As the story begins, private detective Jake Gittes (Jack Nicholson) is approached by Ida Sessions (Diane Ladd). She claims to be the wife of Mr. Hollis Mulwray, and wants him investigated for infidelity. A leak to the press leads the real Mrs. Evelyn Mulwray (Faye Dunaway) to launch a lawsuit against Mr. Gittes, but the unexpected murder of her husband causes her to drop the suit, hire Mr. Gittes herself, and, you know, take him to bed.
Further investigation uncovers a water scandal involving the diversion of water from Los Angeles to The Valley, and reveals that Mrs. Mulwray's husband and father were co-owners of the water department. The whole thing smacks of corruption and lies, and where exactly does Evelyn fit in all of this? Is she telling him the whole truth, or just using him? After Jake gets his nostril slashed by a man (Roman Polanski) who say he shouldn't be nosing around so much, you've got to wonder if he shouldn't drop the whole thing.

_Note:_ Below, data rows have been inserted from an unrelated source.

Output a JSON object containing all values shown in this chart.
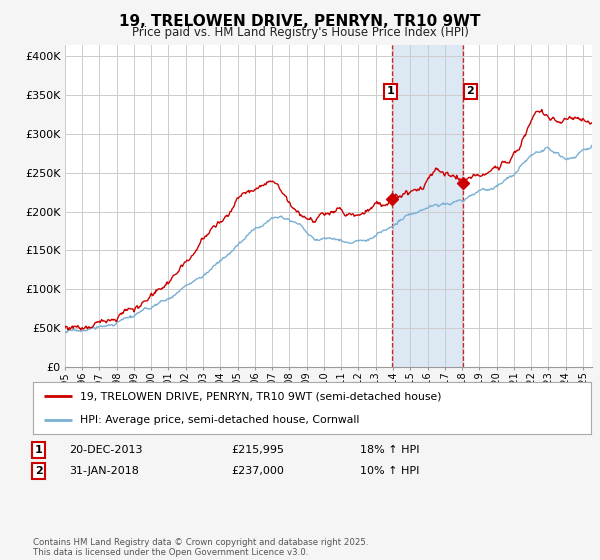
{
  "title": "19, TRELOWEN DRIVE, PENRYN, TR10 9WT",
  "subtitle": "Price paid vs. HM Land Registry's House Price Index (HPI)",
  "ylabel_ticks": [
    "£0",
    "£50K",
    "£100K",
    "£150K",
    "£200K",
    "£250K",
    "£300K",
    "£350K",
    "£400K"
  ],
  "ytick_values": [
    0,
    50000,
    100000,
    150000,
    200000,
    250000,
    300000,
    350000,
    400000
  ],
  "ylim": [
    0,
    415000
  ],
  "xlim_start": 1995.0,
  "xlim_end": 2025.5,
  "xticks": [
    1995,
    1996,
    1997,
    1998,
    1999,
    2000,
    2001,
    2002,
    2003,
    2004,
    2005,
    2006,
    2007,
    2008,
    2009,
    2010,
    2011,
    2012,
    2013,
    2014,
    2015,
    2016,
    2017,
    2018,
    2019,
    2020,
    2021,
    2022,
    2023,
    2024,
    2025
  ],
  "marker1_date": 2013.97,
  "marker1_value": 215995,
  "marker2_date": 2018.08,
  "marker2_value": 237000,
  "marker1_label": "1",
  "marker2_label": "2",
  "shaded_start": 2013.97,
  "shaded_end": 2018.08,
  "legend_line1": "19, TRELOWEN DRIVE, PENRYN, TR10 9WT (semi-detached house)",
  "legend_line2": "HPI: Average price, semi-detached house, Cornwall",
  "table_row1": [
    "1",
    "20-DEC-2013",
    "£215,995",
    "18% ↑ HPI"
  ],
  "table_row2": [
    "2",
    "31-JAN-2018",
    "£237,000",
    "10% ↑ HPI"
  ],
  "footer": "Contains HM Land Registry data © Crown copyright and database right 2025.\nThis data is licensed under the Open Government Licence v3.0.",
  "bg_color": "#f5f5f5",
  "plot_bg_color": "#ffffff",
  "grid_color": "#cccccc",
  "red_line_color": "#cc0000",
  "blue_line_color": "#7ab0d4",
  "shade_color": "#dce9f5",
  "vline_color": "#cc0000",
  "marker_box_color": "#cc0000"
}
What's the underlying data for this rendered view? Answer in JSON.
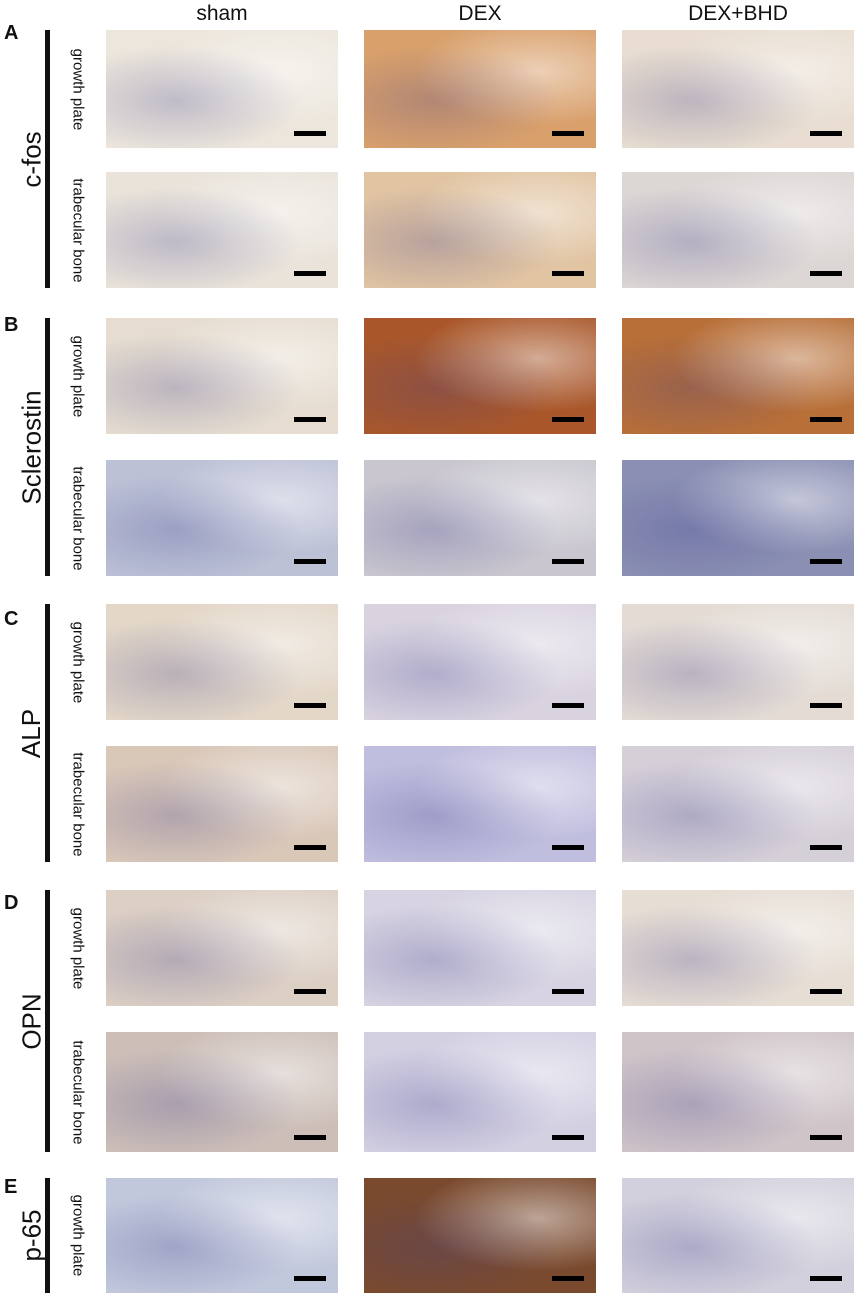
{
  "columns": [
    "sham",
    "DEX",
    "DEX+BHD"
  ],
  "panels": [
    {
      "letter": "A",
      "marker": "c-fos",
      "rows": [
        "growth plate",
        "trabecular bone"
      ]
    },
    {
      "letter": "B",
      "marker": "Sclerostin",
      "rows": [
        "growth plate",
        "trabecular bone"
      ]
    },
    {
      "letter": "C",
      "marker": "ALP",
      "rows": [
        "growth plate",
        "trabecular bone"
      ]
    },
    {
      "letter": "D",
      "marker": "OPN",
      "rows": [
        "growth plate",
        "trabecular bone"
      ]
    },
    {
      "letter": "E",
      "marker": "p-65",
      "rows": [
        "growth plate"
      ]
    }
  ],
  "image_tones": [
    [
      "#ece6dc",
      "#d9a06c",
      "#e8ddd0"
    ],
    [
      "#e9e3da",
      "#e1c4a2",
      "#dcd6d4"
    ],
    [
      "#e6ddd0",
      "#a9572a",
      "#b86f38"
    ],
    [
      "#bcc1d6",
      "#c9c6cf",
      "#8a8fb3"
    ],
    [
      "#e3d7c8",
      "#d9d3e0",
      "#e3dbd4"
    ],
    [
      "#d9c7b8",
      "#c0bede",
      "#d5cfd8"
    ],
    [
      "#dccfc4",
      "#d7d3e2",
      "#e6ddd4"
    ],
    [
      "#cdbfb8",
      "#d3d0e2",
      "#cfc4c8"
    ],
    [
      "#c2c8dc",
      "#7a4a2e",
      "#d2d0dc"
    ]
  ]
}
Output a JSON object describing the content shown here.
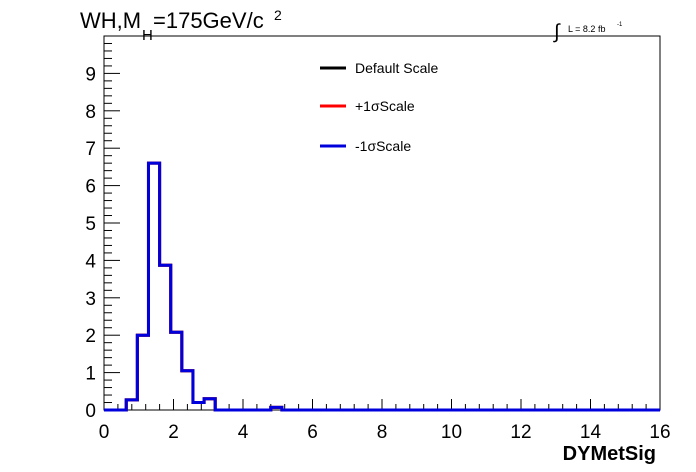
{
  "chart_data": {
    "type": "step",
    "title_main": "WH,M",
    "title_sub": "H",
    "title_rest": "=175GeV/c",
    "title_sup": "2",
    "lumi_label": "L = 8.2 fb",
    "lumi_sup": "-1",
    "xlabel": "DYMetSig",
    "ylabel": "",
    "xlim": [
      0,
      16
    ],
    "ylim": [
      0,
      10
    ],
    "x_ticks": [
      "0",
      "2",
      "4",
      "6",
      "8",
      "10",
      "12",
      "14",
      "16"
    ],
    "y_ticks": [
      "0",
      "1",
      "2",
      "3",
      "4",
      "5",
      "6",
      "7",
      "8",
      "9"
    ],
    "bin_edges": [
      0.0,
      0.32,
      0.64,
      0.96,
      1.28,
      1.6,
      1.92,
      2.24,
      2.56,
      2.88,
      3.2,
      3.52,
      3.84,
      4.16,
      4.48,
      4.8,
      5.12,
      5.44,
      5.76,
      6.08,
      6.4,
      6.72,
      7.04,
      7.36,
      7.68,
      8.0,
      8.32,
      8.64,
      8.96,
      9.28,
      9.6,
      9.92,
      10.24,
      10.56,
      10.88,
      11.2,
      11.52,
      11.84,
      12.16,
      12.48,
      12.8,
      13.12,
      13.44,
      13.76,
      14.08,
      14.4,
      14.72,
      15.04,
      15.36,
      15.68,
      16.0
    ],
    "series": [
      {
        "name": "Default Scale",
        "color": "#000000",
        "values": [
          0,
          0,
          0.27,
          2.0,
          6.6,
          3.87,
          2.08,
          1.05,
          0.2,
          0.3,
          0,
          0,
          0,
          0,
          0,
          0.07,
          0,
          0,
          0,
          0,
          0,
          0,
          0,
          0,
          0,
          0,
          0,
          0,
          0,
          0,
          0,
          0,
          0,
          0,
          0,
          0,
          0,
          0,
          0,
          0,
          0,
          0,
          0,
          0,
          0,
          0,
          0,
          0,
          0,
          0
        ]
      },
      {
        "name": "+1σScale",
        "color": "#ff0000",
        "values": [
          0,
          0,
          0.27,
          2.0,
          6.6,
          3.87,
          2.08,
          1.05,
          0.2,
          0.3,
          0,
          0,
          0,
          0,
          0,
          0.07,
          0,
          0,
          0,
          0,
          0,
          0,
          0,
          0,
          0,
          0,
          0,
          0,
          0,
          0,
          0,
          0,
          0,
          0,
          0,
          0,
          0,
          0,
          0,
          0,
          0,
          0,
          0,
          0,
          0,
          0,
          0,
          0,
          0,
          0
        ]
      },
      {
        "name": "-1σScale",
        "color": "#0000dd",
        "values": [
          0,
          0,
          0.27,
          2.0,
          6.6,
          3.87,
          2.08,
          1.05,
          0.2,
          0.3,
          0,
          0,
          0,
          0,
          0,
          0.07,
          0,
          0,
          0,
          0,
          0,
          0,
          0,
          0,
          0,
          0,
          0,
          0,
          0,
          0,
          0,
          0,
          0,
          0,
          0,
          0,
          0,
          0,
          0,
          0,
          0,
          0,
          0,
          0,
          0,
          0,
          0,
          0,
          0,
          0
        ]
      }
    ],
    "legend_position": "top-center",
    "grid": false
  }
}
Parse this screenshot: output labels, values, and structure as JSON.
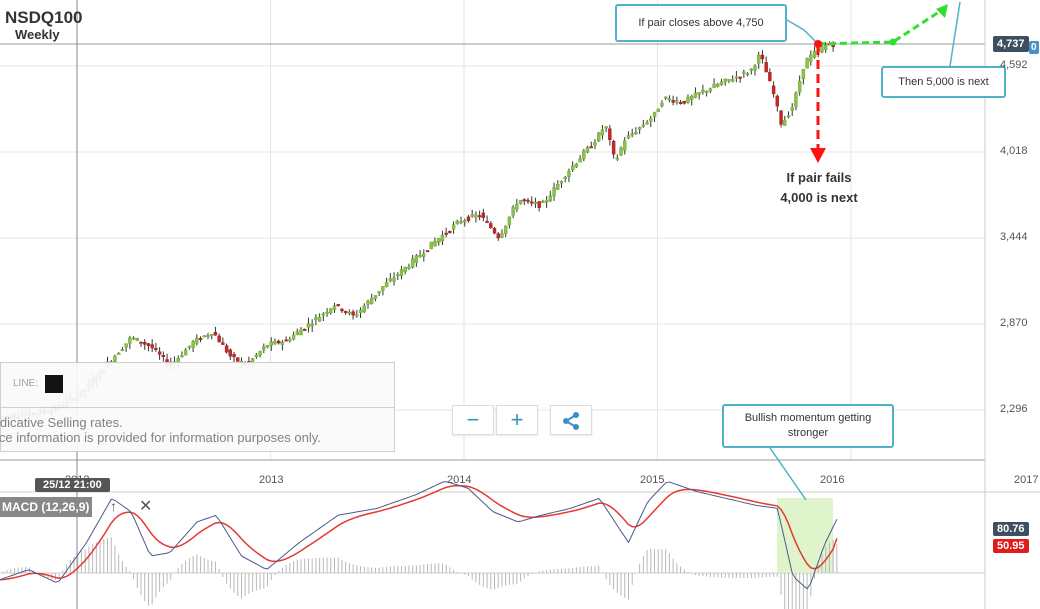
{
  "header": {
    "title": "NSDQ100",
    "subtitle": "Weekly"
  },
  "colors": {
    "up": "#8bc34a",
    "down": "#c62828",
    "grid": "#e6e6e6",
    "macd": "#4a5a8c",
    "signal": "#e53935",
    "callout_border": "#4fb2c6",
    "arrow_green": "#33dd33",
    "arrow_red": "#ff1111"
  },
  "annotations": {
    "closes_above": "If pair closes above 4,750",
    "then_5000": "Then 5,000 is next",
    "fails_line1": "If pair fails",
    "fails_line2": "4,000 is next",
    "bullish": "Bullish momentum getting stronger"
  },
  "price_tags": {
    "current": "4,737",
    "right_edge": "0"
  },
  "legend": {
    "line_label": "LINE:",
    "disclaimer1": "Indicative Selling rates.",
    "disclaimer2": "Price information is provided for information purposes only."
  },
  "toolbar": {
    "zoom_out": "−",
    "zoom_in": "+",
    "share_icon": "share-icon"
  },
  "crosshair": {
    "date": "25/12 21:00"
  },
  "macd": {
    "label": "MACD (12,26,9)",
    "value_macd": "80.76",
    "value_signal": "50.95"
  },
  "chart_data": {
    "type": "candlestick",
    "y_ticks": [
      "4,592",
      "4,018",
      "3,444",
      "2,870",
      "2,296"
    ],
    "y_tick_values": [
      4592,
      4018,
      3444,
      2870,
      2296
    ],
    "ylim": [
      2000,
      4850
    ],
    "x_ticks": [
      "2012",
      "2013",
      "2014",
      "2015",
      "2016",
      "2017"
    ],
    "x_range_years": [
      2011.6,
      2017.0
    ],
    "anchors": [
      [
        2011.65,
        2250
      ],
      [
        2011.9,
        2300
      ],
      [
        2012.05,
        2420
      ],
      [
        2012.2,
        2640
      ],
      [
        2012.3,
        2780
      ],
      [
        2012.4,
        2720
      ],
      [
        2012.5,
        2590
      ],
      [
        2012.62,
        2750
      ],
      [
        2012.72,
        2820
      ],
      [
        2012.82,
        2640
      ],
      [
        2012.9,
        2600
      ],
      [
        2013.0,
        2730
      ],
      [
        2013.1,
        2760
      ],
      [
        2013.25,
        2900
      ],
      [
        2013.35,
        3000
      ],
      [
        2013.45,
        2920
      ],
      [
        2013.6,
        3120
      ],
      [
        2013.72,
        3250
      ],
      [
        2013.85,
        3400
      ],
      [
        2014.0,
        3560
      ],
      [
        2014.1,
        3600
      ],
      [
        2014.2,
        3450
      ],
      [
        2014.3,
        3700
      ],
      [
        2014.42,
        3660
      ],
      [
        2014.55,
        3880
      ],
      [
        2014.7,
        4100
      ],
      [
        2014.75,
        4200
      ],
      [
        2014.8,
        3950
      ],
      [
        2014.85,
        4100
      ],
      [
        2015.0,
        4260
      ],
      [
        2015.05,
        4380
      ],
      [
        2015.15,
        4350
      ],
      [
        2015.25,
        4420
      ],
      [
        2015.35,
        4480
      ],
      [
        2015.5,
        4560
      ],
      [
        2015.55,
        4670
      ],
      [
        2015.62,
        4400
      ],
      [
        2015.66,
        4200
      ],
      [
        2015.72,
        4330
      ],
      [
        2015.78,
        4620
      ],
      [
        2015.85,
        4700
      ],
      [
        2015.9,
        4737
      ]
    ],
    "macd_anchors": [
      [
        2011.6,
        -10
      ],
      [
        2011.75,
        5
      ],
      [
        2011.9,
        -15
      ],
      [
        2012.05,
        45
      ],
      [
        2012.18,
        110
      ],
      [
        2012.28,
        90
      ],
      [
        2012.38,
        25
      ],
      [
        2012.48,
        30
      ],
      [
        2012.62,
        75
      ],
      [
        2012.72,
        85
      ],
      [
        2012.85,
        25
      ],
      [
        2012.98,
        5
      ],
      [
        2013.15,
        45
      ],
      [
        2013.35,
        85
      ],
      [
        2013.55,
        95
      ],
      [
        2013.75,
        115
      ],
      [
        2013.9,
        135
      ],
      [
        2014.02,
        125
      ],
      [
        2014.15,
        90
      ],
      [
        2014.28,
        75
      ],
      [
        2014.4,
        85
      ],
      [
        2014.55,
        95
      ],
      [
        2014.7,
        110
      ],
      [
        2014.78,
        75
      ],
      [
        2014.85,
        45
      ],
      [
        2014.95,
        105
      ],
      [
        2015.05,
        135
      ],
      [
        2015.2,
        120
      ],
      [
        2015.35,
        110
      ],
      [
        2015.5,
        100
      ],
      [
        2015.62,
        95
      ],
      [
        2015.7,
        -5
      ],
      [
        2015.78,
        -25
      ],
      [
        2015.86,
        40
      ],
      [
        2015.93,
        80.76
      ]
    ],
    "macd_ylim": [
      -60,
      160
    ],
    "signal_value": 50.95
  }
}
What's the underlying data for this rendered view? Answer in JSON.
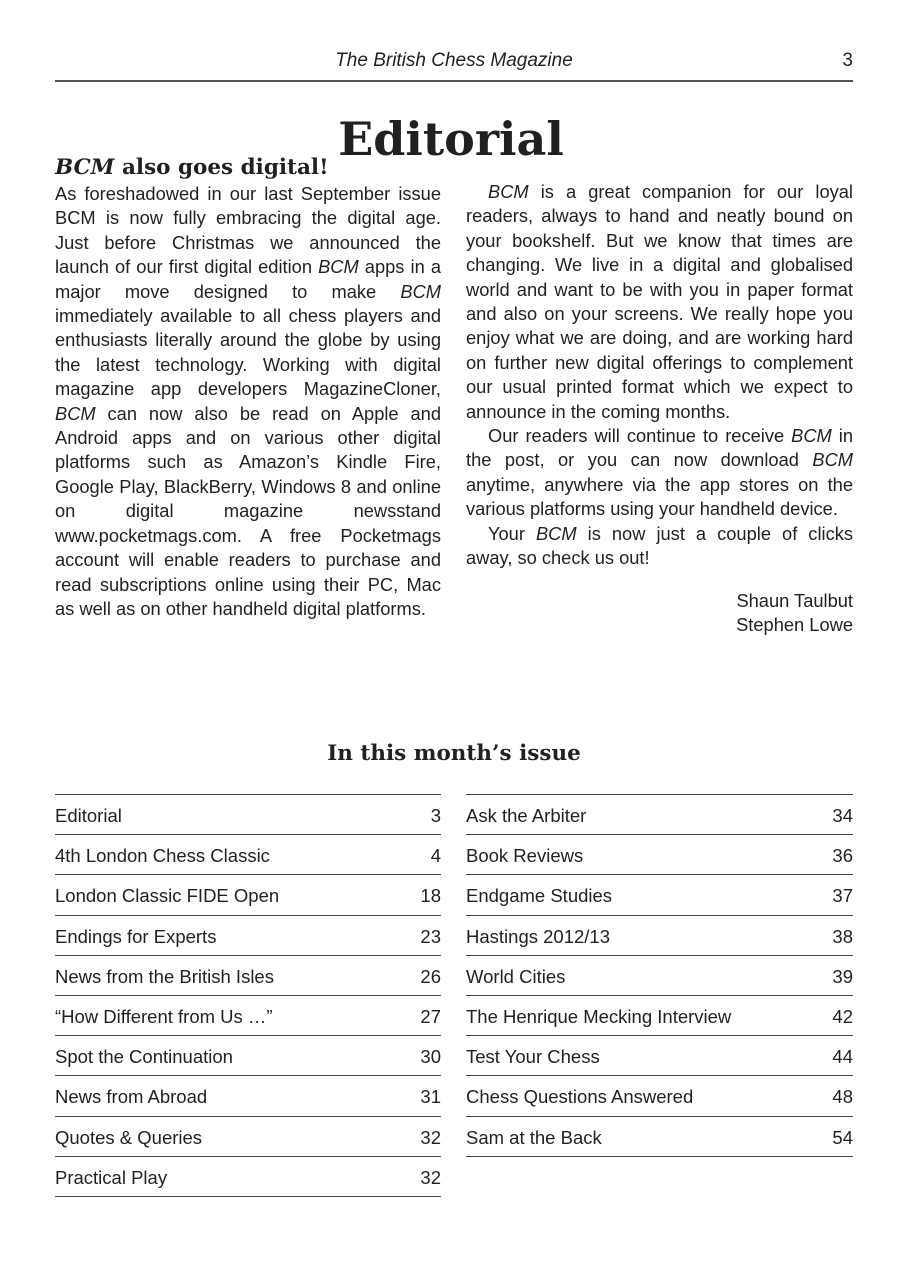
{
  "header": {
    "magazine": "The British Chess Magazine",
    "page_number": "3"
  },
  "title": "Editorial",
  "article": {
    "heading_italic": "BCM",
    "heading_rest": " also goes digital!",
    "left_paragraphs": [
      [
        {
          "t": "As foreshadowed in our last September issue BCM is now fully embracing the digital age. Just before Christmas we announced the launch of our first digital edition "
        },
        {
          "t": "BCM",
          "i": true
        },
        {
          "t": " apps in a major move designed to make "
        },
        {
          "t": "BCM",
          "i": true
        },
        {
          "t": " immediately available to all chess players and enthusiasts literally around the globe by using the latest technology. Working with digital magazine app developers MagazineCloner, "
        },
        {
          "t": "BCM",
          "i": true
        },
        {
          "t": " can now also be read on Apple and Android apps and on various other digital platforms such as Amazon’s Kindle Fire, Google Play, BlackBerry, Windows 8 and online on digital magazine newsstand www.pocketmags.com. A free Pocketmags account will enable readers to purchase and read subscriptions online using their PC, Mac as well as on other handheld digital platforms."
        }
      ]
    ],
    "right_paragraphs": [
      [
        {
          "t": "BCM",
          "i": true
        },
        {
          "t": " is a great companion for our loyal readers, always to hand and neatly bound on your bookshelf. But we know that times are changing. We live in a digital and globalised world and want to be with you in paper format and also on your screens. We really hope you enjoy what we are doing, and are working hard on further new digital offerings to complement our usual printed format which we expect to announce in the coming months."
        }
      ],
      [
        {
          "t": "Our readers will continue to receive "
        },
        {
          "t": "BCM",
          "i": true
        },
        {
          "t": " in the post, or you can now download "
        },
        {
          "t": "BCM",
          "i": true
        },
        {
          "t": " anytime, anywhere via the app stores on the various platforms using your handheld device."
        }
      ],
      [
        {
          "t": "Your "
        },
        {
          "t": "BCM",
          "i": true
        },
        {
          "t": " is now just a couple of clicks away, so check us out!"
        }
      ]
    ],
    "signatures": [
      "Shaun Taulbut",
      "Stephen Lowe"
    ]
  },
  "contents": {
    "title": "In this month’s issue",
    "left": [
      {
        "label": "Editorial",
        "page": "3"
      },
      {
        "label": "4th London Chess Classic",
        "page": "4"
      },
      {
        "label": "London Classic FIDE Open",
        "page": "18"
      },
      {
        "label": "Endings for Experts",
        "page": "23"
      },
      {
        "label": "News from the British Isles",
        "page": "26"
      },
      {
        "label": "“How Different from Us …”",
        "page": "27"
      },
      {
        "label": "Spot the Continuation",
        "page": "30"
      },
      {
        "label": "News from Abroad",
        "page": "31"
      },
      {
        "label": "Quotes & Queries",
        "page": "32"
      },
      {
        "label": "Practical Play",
        "page": "32"
      }
    ],
    "right": [
      {
        "label": "Ask the Arbiter",
        "page": "34"
      },
      {
        "label": "Book Reviews",
        "page": "36"
      },
      {
        "label": "Endgame Studies",
        "page": "37"
      },
      {
        "label": "Hastings 2012/13",
        "page": "38"
      },
      {
        "label": "World Cities",
        "page": "39"
      },
      {
        "label": "The Henrique Mecking Interview",
        "page": "42"
      },
      {
        "label": "Test Your Chess",
        "page": "44"
      },
      {
        "label": "Chess Questions Answered",
        "page": "48"
      },
      {
        "label": "Sam at the Back",
        "page": "54"
      }
    ]
  }
}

Eventually the truth is revealed, but there is no justice at the end of it all. Poor Jake is left shaking his head, wondering what just went down and how it all managed to go wrong, but his colleague slaps him on the back and tells him not to worry. "It's Chinatown, Jake," he says, referring to a time and place where things will never fully make sense and will never be put right. It's not exactly a satisfying ending, but it's perfect nonetheless. The flawless acting, clever writing, and stylish appearance of the film only add to the perfection.
The Special Collector's Edition of Chinatown comes with an hour of extra features including "Chinatown: The Beginning and the End", "Filming Chinatown" and "Chinatown: The Legacy". Each featurette boasts interviews with Jack Nicholson, Roman Polanski, producer Robert Evans, and screenwriter Robert Towne, so they're as entertaining as they are informative to watch. Polanski is particularly charming as he confesses to watching Chinatown prior to the interview so he wouldn't "sound like a dumbell", and we get all sorts of behind-the-scenes info—even a breakdown of the famous nose-slashing scene! The original Theatrical Trailer rounds out the Extras.